Scenic Trails at Maplewood Nature Center
Maplewood Nature Center Trails (PDF) meander through oak woodland and around Green Heron Pond. Nature Center trails offer leisurely hiking in a quiet spot away from urban bustle. Watch wildlife, take photographs, and enjoy solitude and light exercise in a natural setting.
Hiking Trail Features & Accessibility
- The 1.5 miles of nature hiking trails begin at the Visitor Center entry patio.
- Close wildlife viewing is allowed by 600-foot floating boardwalk and observation decks.
- Lime rock surface is on most of the trail along the pond.
- Trail accessibility for strollers and wheelchairs may vary with trail conditions. Call the Visitor Center at 651-249-2170 for current trail surface conditions.
- Trail maps are available at the patio kiosk or in the Visitor Center or print your own copy Maplewood Nature Center Trail Map
- Woodland natural dirt path follows the hill contours for increased trail safety and comfort.
- Self-guided Spring Nature Bingo Hike Print and take along on your next hike in nature!
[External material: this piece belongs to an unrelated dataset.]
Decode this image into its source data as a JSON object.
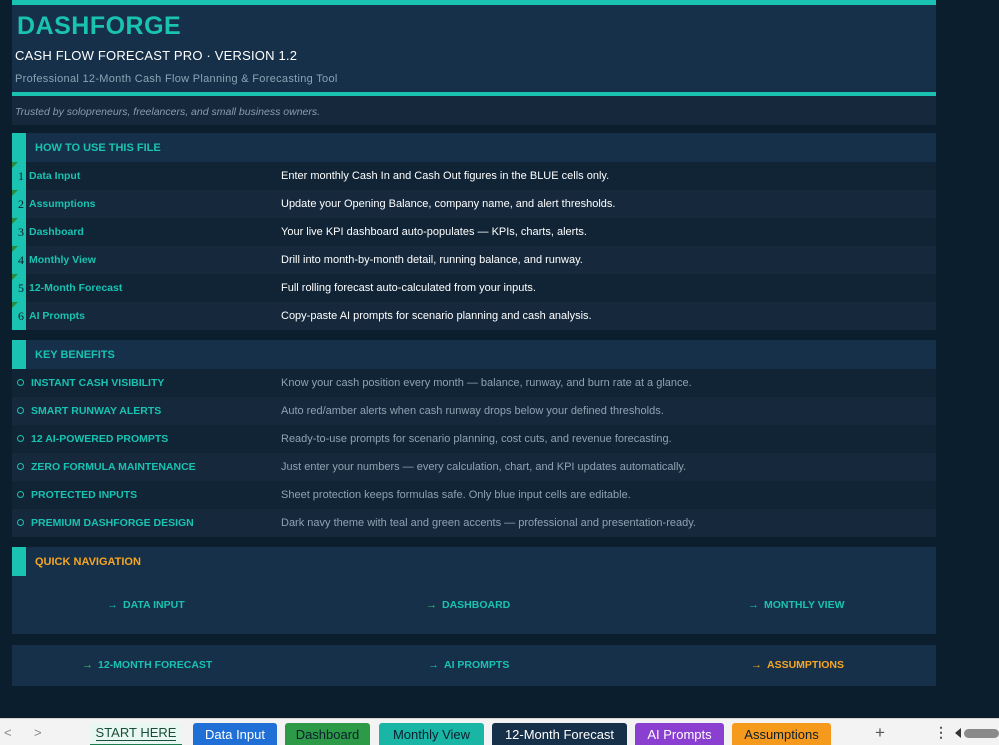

Wildlife You May See & Hear
Water is a magnet for wildlife, and Green Heron Pond attracts its share of birds, mammals and other species. In spring, geese, ducks, herons, and many other migratory species of birds join resident muskrat, mink, and painted turtles. The pond is a nursery for ducklings, such as mallards and wood ducks which feed on midges and other insects emerging from the water.
The edge of the pond bordering the prairie is a dynamic habitat for wildlife. You may find gray tree frogs, dragonflies, and many pollinating insects. In the oak woods, look for white-tailed deer, great horned owls, and woodpeckers.
Learn About Trees with Tree Quest!
This self guiding hike around the pond is fun to navigate with your family, friends, by yourself, or any group of people! Check out the Tree Quest Brochure (PDF).
Sustainable Hiking Trails
The Nature Center trails use sustainable trail design to reduce erosion and negative impacts on Green Heron Pond. Trail segments follow slope contours wherever possible. Stretches of trail subject to spring flooding have been rerouted upslope to drier land. These improvements have yielded many benefits: better pond views, gentler slopes which are more compatible for the elderly and families with young children, and trail surfaces that dry out more quickly in spring.
This sustainable trails project carried out in 2009 was funded by the City of Maplewood and by a Federal Park and Recreational Trails grant. Many community partners, including St. Paul Audubon Society and Century College Field Biology program, seeded and planted abandoned trail corridors to re-establish native vegetation.